A doctor employed by a Hawkes Bay freezing works has been found guilty of professional misconduct for his part in a "climate of confrontation" said to have existed between the company and its workers.
The plant's identity cannot be revealed as the doctor has been granted interim name suppression by the Medical Practitioners' Disciplinary Tribunal.
That order may be lifted in the new year when the tribunal passes sentence.
The tribunal found the doctor was wrong to refuse to accept a worker contracted the debilitating disease leptospirosis in 2001, thus denying him accident compensation for six months.
Workers at the plant say the decision may pave the way for retrospective claims from others who believe the doctor wrongly diagnosed or refused them compensation.
The tribunal found his primary focus was on protecting the company rather than treating the patient.
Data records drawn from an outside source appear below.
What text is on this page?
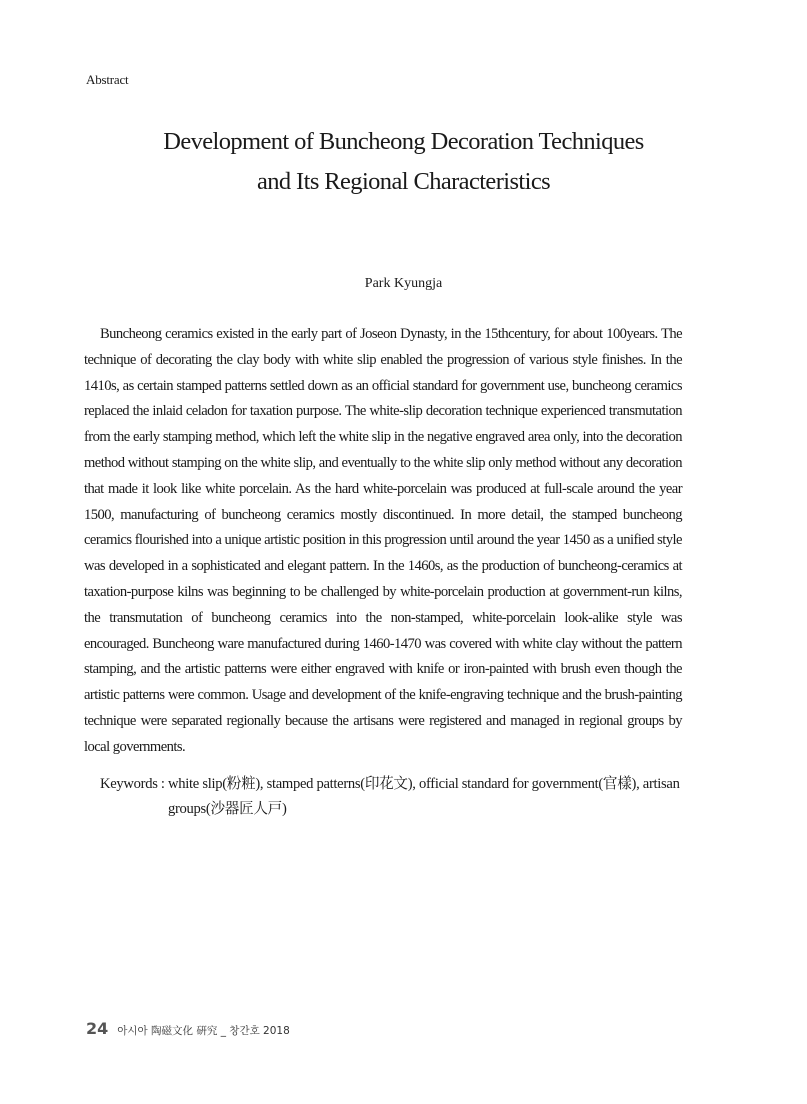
Abstract
Development of Buncheong Decoration Techniques
and Its Regional Characteristics
Park Kyungja

Buncheong ceramics existed in the early part of Joseon Dynasty, in the 15thcentury, for about 100years. The technique of decorating the clay body with white slip enabled the progression of various style finishes. In the 1410s, as certain stamped patterns settled down as an official standard for government use, buncheong ceramics replaced the inlaid celadon for taxation purpose. The white-slip decoration technique experienced transmutation from the early stamping method, which left the white slip in the negative engraved area only, into the decoration method without stamping on the white slip, and eventually to the white slip only method without any decoration that made it look like white porcelain. As the hard white-porcelain was produced at full-scale around the year 1500, manufacturing of buncheong ceramics mostly discontinued. In more detail, the stamped buncheong ceramics flourished into a unique artistic position in this progression until around the year 1450 as a unified style was developed in a sophisticated and elegant pattern. In the 1460s, as the production of buncheong-ceramics at taxation-purpose kilns was beginning to be challenged by white-porcelain production at government-run kilns, the transmutation of buncheong ceramics into the non-stamped, white-porcelain look-alike style was encouraged. Buncheong ware manufactured during 1460-1470 was covered with white clay without the pattern stamping, and the artistic patterns were either engraved with knife or iron-painted with brush even though the artistic patterns were common. Usage and development of the knife-engraving technique and the brush-painting technique were separated regionally because the artisans were registered and managed in regional groups by local governments.

Keywords : white slip(粉粧), stamped patterns(印花文), official standard for government(官樣), artisan
groups(沙器匠人戸)

24 아시아 陶磁文化 硏究 _ 창간호 2018
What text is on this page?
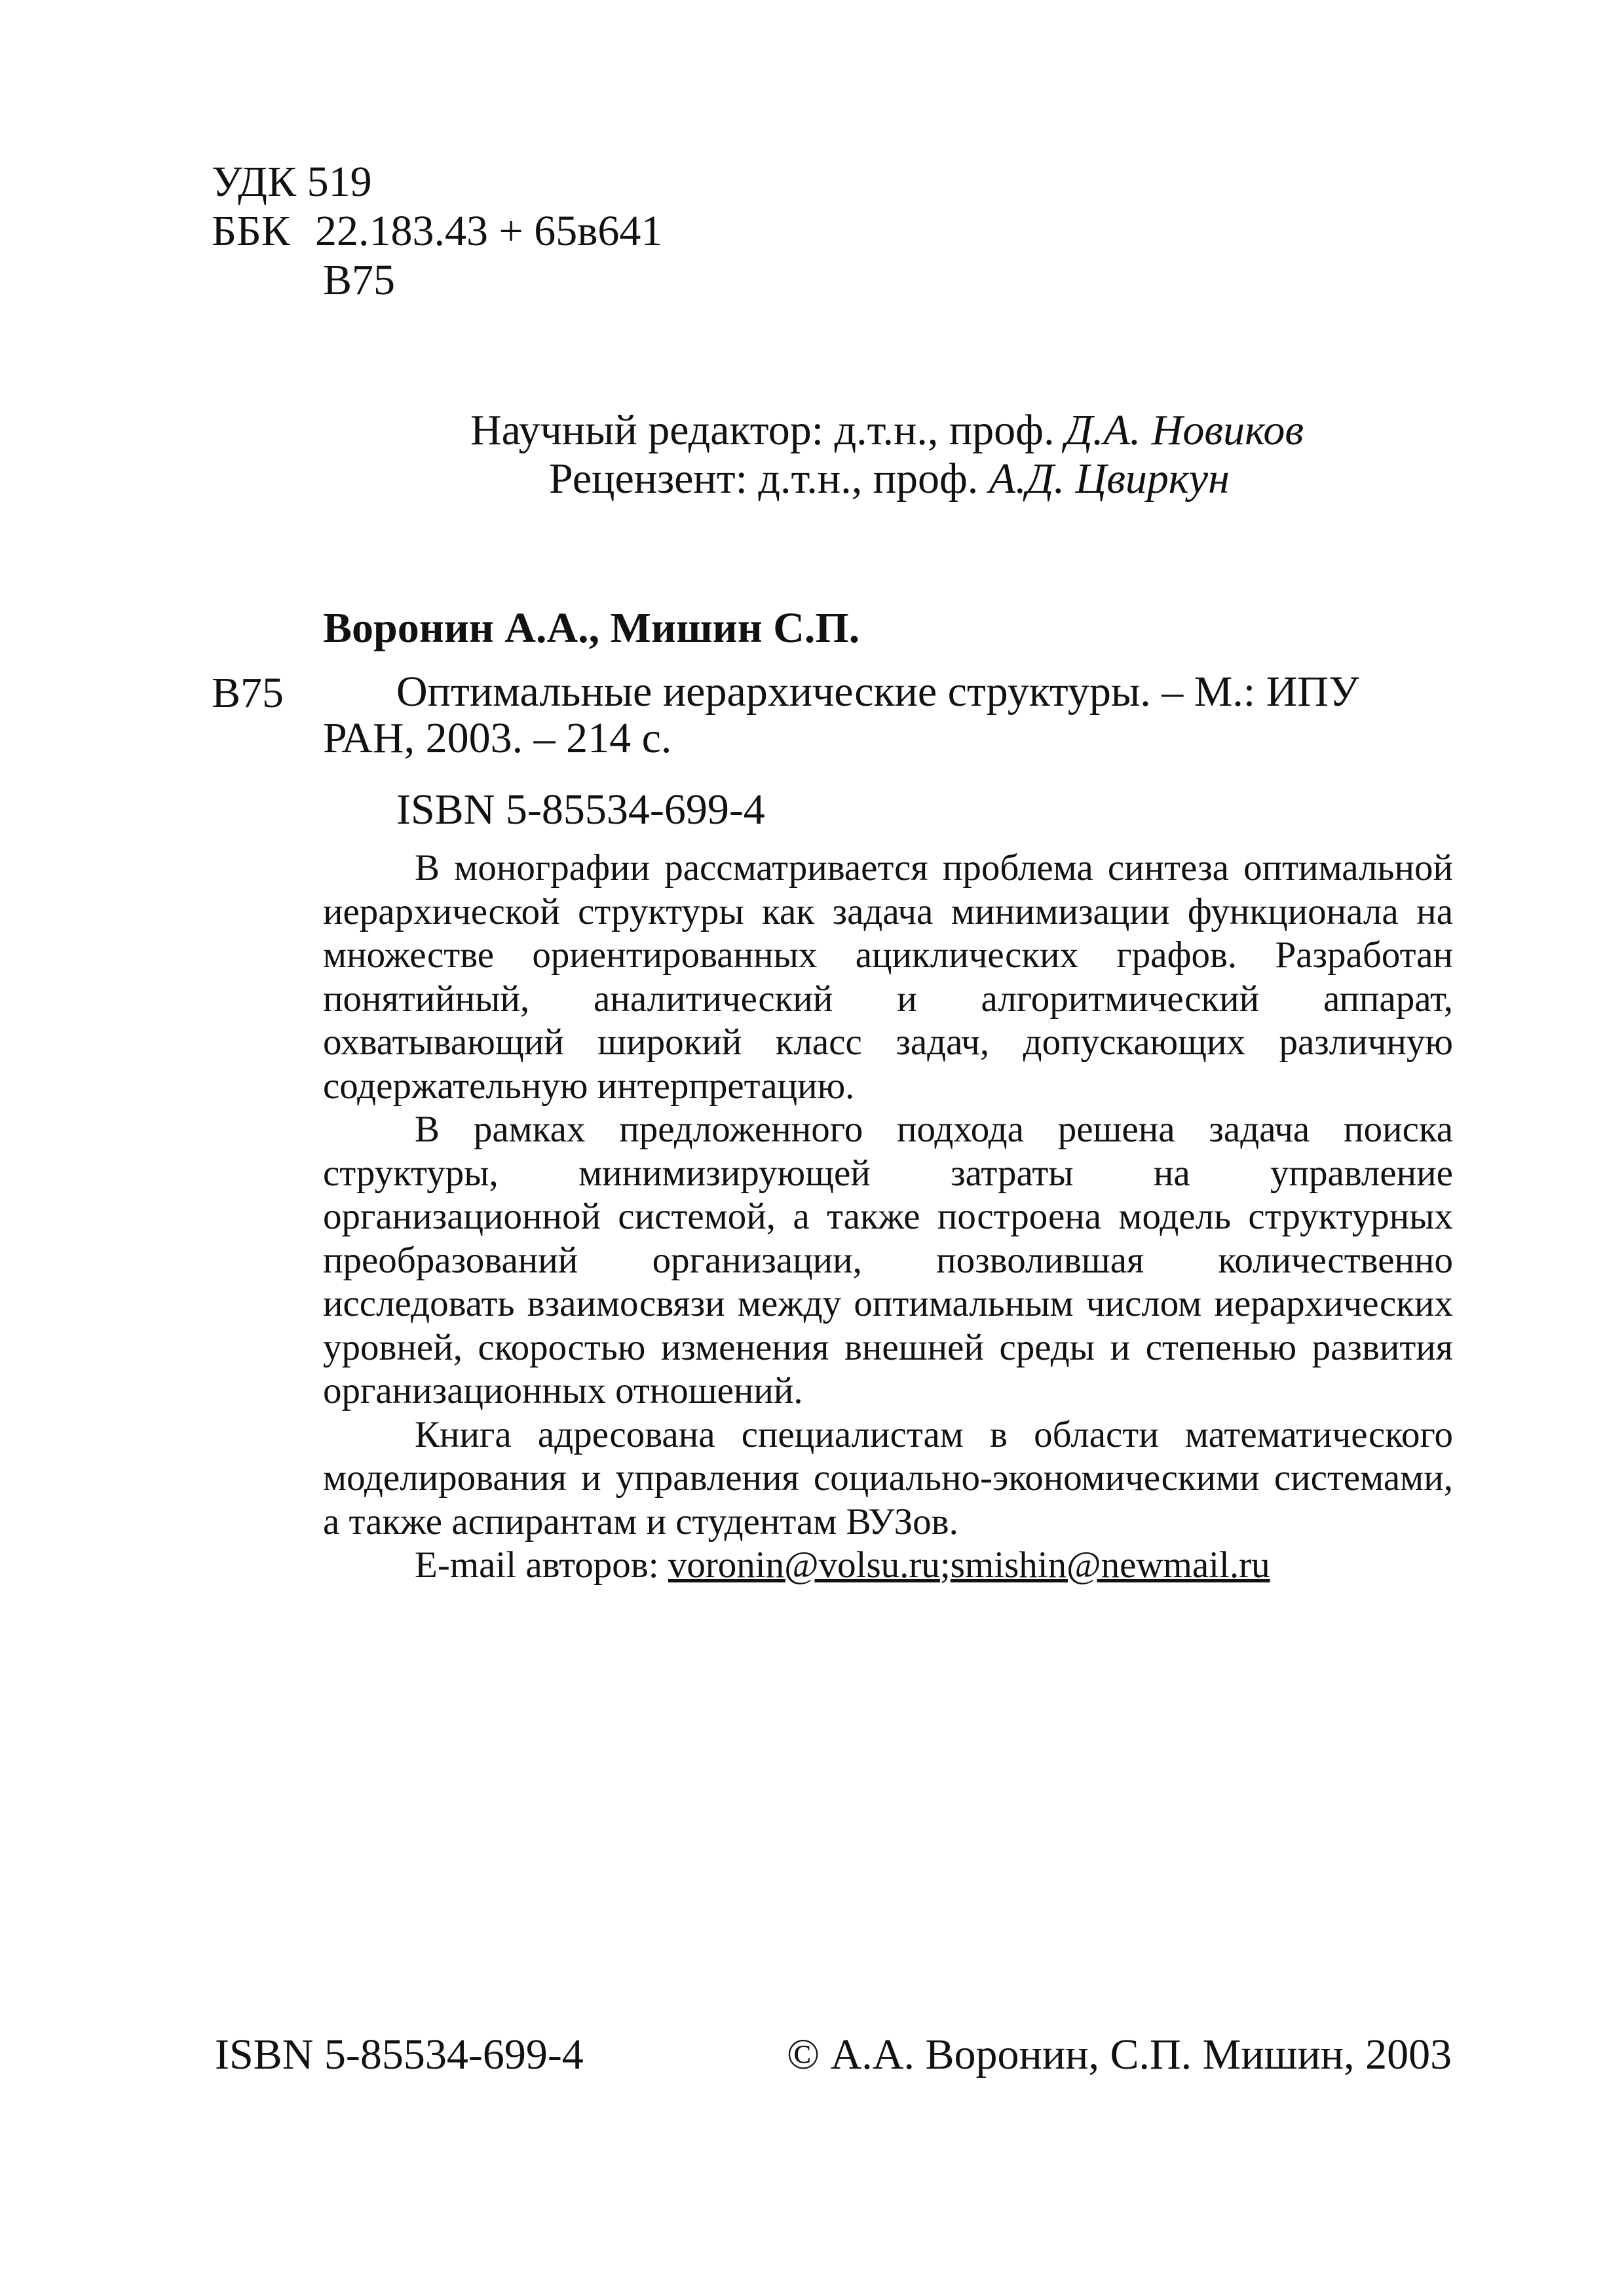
УДК 519
ББК 22.183.43 + 65в641
В75
Научный редактор: д.т.н., проф. Д.А. Новиков
Рецензент: д.т.н., проф. А.Д. Цвиркун
Воронин А.А., Мишин С.П.
В75	Оптимальные иерархические структуры. – М.: ИПУ
РАН, 2003. – 214 с.
ISBN 5-85534-699-4

В монографии рассматривается проблема синтеза оптимальной иерархической структуры как задача минимизации функционала на множестве ориентированных ациклических графов. Разработан понятийный, аналитический и алгоритмический аппарат, охватывающий широкий класс задач, допускающих различную содержательную интерпретацию.

В рамках предложенного подхода решена задача поиска структуры, минимизирующей затраты на управление организационной системой, а также построена модель структурных преобразований организации, позволившая количественно исследовать взаимосвязи между оптимальным числом иерархических уровней, скоростью изменения внешней среды и степенью развития организационных отношений.

Книга адресована специалистам в области математического моделирования и управления социально-экономическими системами, а также аспирантам и студентам ВУЗов.

E-mail авторов: voronin@volsu.ru;smishin@newmail.ru
ISBN 5-85534-699-4	© А.А. Воронин, С.П. Мишин, 2003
All his efforts went on trying to find possible non-work causes of the illness.
He refused to sign a certificate to enable the worker to claim compensation, causing stress and financial hardship for the 38-year-old father of eight, who was hospitalised and diagnosed by other doctors as having leptospirosis.
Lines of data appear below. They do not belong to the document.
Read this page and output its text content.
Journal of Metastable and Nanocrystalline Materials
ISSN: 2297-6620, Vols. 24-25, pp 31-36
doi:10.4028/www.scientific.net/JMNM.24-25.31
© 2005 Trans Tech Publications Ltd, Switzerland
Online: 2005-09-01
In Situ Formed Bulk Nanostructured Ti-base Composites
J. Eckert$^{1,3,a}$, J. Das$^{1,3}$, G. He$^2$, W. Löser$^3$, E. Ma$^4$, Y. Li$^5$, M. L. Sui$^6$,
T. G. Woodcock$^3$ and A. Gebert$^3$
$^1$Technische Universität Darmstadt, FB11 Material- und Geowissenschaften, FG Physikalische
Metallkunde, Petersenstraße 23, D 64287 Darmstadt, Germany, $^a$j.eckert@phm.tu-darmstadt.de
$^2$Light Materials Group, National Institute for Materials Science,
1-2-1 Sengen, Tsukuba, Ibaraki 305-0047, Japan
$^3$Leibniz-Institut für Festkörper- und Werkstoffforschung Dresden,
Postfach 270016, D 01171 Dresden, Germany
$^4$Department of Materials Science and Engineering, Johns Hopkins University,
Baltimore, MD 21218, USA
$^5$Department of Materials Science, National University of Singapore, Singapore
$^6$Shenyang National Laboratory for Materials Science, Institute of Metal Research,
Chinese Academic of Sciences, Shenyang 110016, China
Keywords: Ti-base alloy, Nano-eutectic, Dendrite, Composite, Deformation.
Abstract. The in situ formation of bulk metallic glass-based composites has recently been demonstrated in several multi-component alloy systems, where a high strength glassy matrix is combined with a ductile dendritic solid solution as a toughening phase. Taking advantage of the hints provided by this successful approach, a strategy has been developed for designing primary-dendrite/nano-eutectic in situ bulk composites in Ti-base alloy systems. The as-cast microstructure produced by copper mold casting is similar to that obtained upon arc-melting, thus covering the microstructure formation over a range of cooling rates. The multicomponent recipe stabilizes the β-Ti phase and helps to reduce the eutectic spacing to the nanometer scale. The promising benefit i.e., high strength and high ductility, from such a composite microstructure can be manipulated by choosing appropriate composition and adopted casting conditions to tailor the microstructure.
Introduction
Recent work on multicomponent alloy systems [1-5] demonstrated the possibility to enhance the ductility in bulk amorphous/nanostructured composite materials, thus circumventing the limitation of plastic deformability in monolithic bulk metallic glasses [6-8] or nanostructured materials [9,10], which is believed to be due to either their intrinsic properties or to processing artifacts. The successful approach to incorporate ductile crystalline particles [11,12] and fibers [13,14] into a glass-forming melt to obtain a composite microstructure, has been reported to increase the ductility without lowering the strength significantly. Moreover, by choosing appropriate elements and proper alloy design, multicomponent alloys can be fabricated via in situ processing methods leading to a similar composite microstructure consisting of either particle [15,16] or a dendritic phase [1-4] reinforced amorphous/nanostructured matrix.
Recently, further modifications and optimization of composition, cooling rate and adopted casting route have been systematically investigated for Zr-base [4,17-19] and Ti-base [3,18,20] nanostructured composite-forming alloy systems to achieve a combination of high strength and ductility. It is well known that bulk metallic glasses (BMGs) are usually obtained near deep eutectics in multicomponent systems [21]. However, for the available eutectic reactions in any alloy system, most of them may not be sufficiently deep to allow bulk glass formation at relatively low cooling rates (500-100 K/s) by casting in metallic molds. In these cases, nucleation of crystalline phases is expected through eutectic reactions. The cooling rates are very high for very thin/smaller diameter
He was restricted in his ability to work and prevented from receiving compensation for six months, leaving him struggling to pay his mortgage and other bills.
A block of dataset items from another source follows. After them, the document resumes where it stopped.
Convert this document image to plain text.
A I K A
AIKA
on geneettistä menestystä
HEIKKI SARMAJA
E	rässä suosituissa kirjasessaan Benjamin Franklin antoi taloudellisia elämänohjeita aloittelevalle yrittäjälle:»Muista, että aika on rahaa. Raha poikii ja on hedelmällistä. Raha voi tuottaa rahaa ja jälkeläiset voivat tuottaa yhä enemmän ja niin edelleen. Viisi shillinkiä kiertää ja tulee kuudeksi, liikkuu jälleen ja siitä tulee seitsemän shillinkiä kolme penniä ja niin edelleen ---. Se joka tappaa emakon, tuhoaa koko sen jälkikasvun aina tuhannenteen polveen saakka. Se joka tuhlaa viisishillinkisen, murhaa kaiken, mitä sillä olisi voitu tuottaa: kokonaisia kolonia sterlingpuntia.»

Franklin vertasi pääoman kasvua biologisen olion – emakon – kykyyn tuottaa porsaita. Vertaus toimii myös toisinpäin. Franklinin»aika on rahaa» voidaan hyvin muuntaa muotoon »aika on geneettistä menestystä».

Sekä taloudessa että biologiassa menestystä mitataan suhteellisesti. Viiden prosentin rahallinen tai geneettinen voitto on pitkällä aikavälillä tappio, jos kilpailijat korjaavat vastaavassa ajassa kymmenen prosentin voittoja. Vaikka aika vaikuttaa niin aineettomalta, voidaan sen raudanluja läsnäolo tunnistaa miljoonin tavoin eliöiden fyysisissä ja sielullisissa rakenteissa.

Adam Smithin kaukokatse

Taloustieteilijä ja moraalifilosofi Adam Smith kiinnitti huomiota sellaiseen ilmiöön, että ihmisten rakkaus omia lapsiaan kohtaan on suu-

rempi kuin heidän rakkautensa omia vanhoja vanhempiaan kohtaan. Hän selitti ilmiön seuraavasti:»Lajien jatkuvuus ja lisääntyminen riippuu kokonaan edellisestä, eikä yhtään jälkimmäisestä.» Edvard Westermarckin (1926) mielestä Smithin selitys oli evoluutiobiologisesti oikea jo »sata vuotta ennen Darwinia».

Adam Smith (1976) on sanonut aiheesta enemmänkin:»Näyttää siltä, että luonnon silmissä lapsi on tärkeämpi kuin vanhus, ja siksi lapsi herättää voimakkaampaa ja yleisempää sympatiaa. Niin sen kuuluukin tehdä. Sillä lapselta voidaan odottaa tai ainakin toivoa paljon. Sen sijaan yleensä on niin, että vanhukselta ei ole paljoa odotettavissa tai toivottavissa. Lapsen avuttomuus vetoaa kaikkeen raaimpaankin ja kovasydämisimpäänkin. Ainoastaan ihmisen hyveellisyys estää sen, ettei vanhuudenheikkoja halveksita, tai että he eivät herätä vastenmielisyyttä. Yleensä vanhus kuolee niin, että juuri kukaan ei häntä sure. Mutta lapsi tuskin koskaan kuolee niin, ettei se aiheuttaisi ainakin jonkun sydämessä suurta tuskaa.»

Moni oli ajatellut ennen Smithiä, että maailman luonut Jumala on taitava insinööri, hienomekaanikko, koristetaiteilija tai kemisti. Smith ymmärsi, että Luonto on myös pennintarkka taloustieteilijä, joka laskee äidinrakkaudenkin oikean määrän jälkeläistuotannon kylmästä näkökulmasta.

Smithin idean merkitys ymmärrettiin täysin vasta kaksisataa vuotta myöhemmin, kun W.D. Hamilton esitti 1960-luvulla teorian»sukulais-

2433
The disease is spread by contaminated animal urine and the man worked in a high-risk area, cutting pelts of sheep and other animals.
The doctor's wife, who works with him, told the Weekend Herald he had not decided whether to appeal the finding.
"Of course he's unhappy with the decision," she said.
Accident compensation levies imposed on employers are based on assessments of injury rates and the level of risk of illness or injury caused by the working environment.
Health and safety issues are also raised where numbers of workers are injured or become ill in the same workplace.
An Accident Compensation Corporation spokesman said he had difficulty commenting on the case without knowing whether his organisation had direct responsibility for claims from the company's workers, or whether it was part of an accredited "partnership" programme.
The latter would give the company initial responsibility, although any decision to refuse compensation could be challenged before an independent review agency, which he acknowledged was a corporation subsidiary.
The company's chief operations officer said it had only recently assumed ownership of the meat plant concerned, and he did not know whether the operation was part of the partnership programme.
But Council of Trade Unions president Ross Wilson said the corporation could not escape ultimate responsibility for auditing participants, especially as the programme gave employers a vested interest in turning down compensation claims.
He said the tribunal decision vindicated union concerns that meat firms were intolerant of injury claims.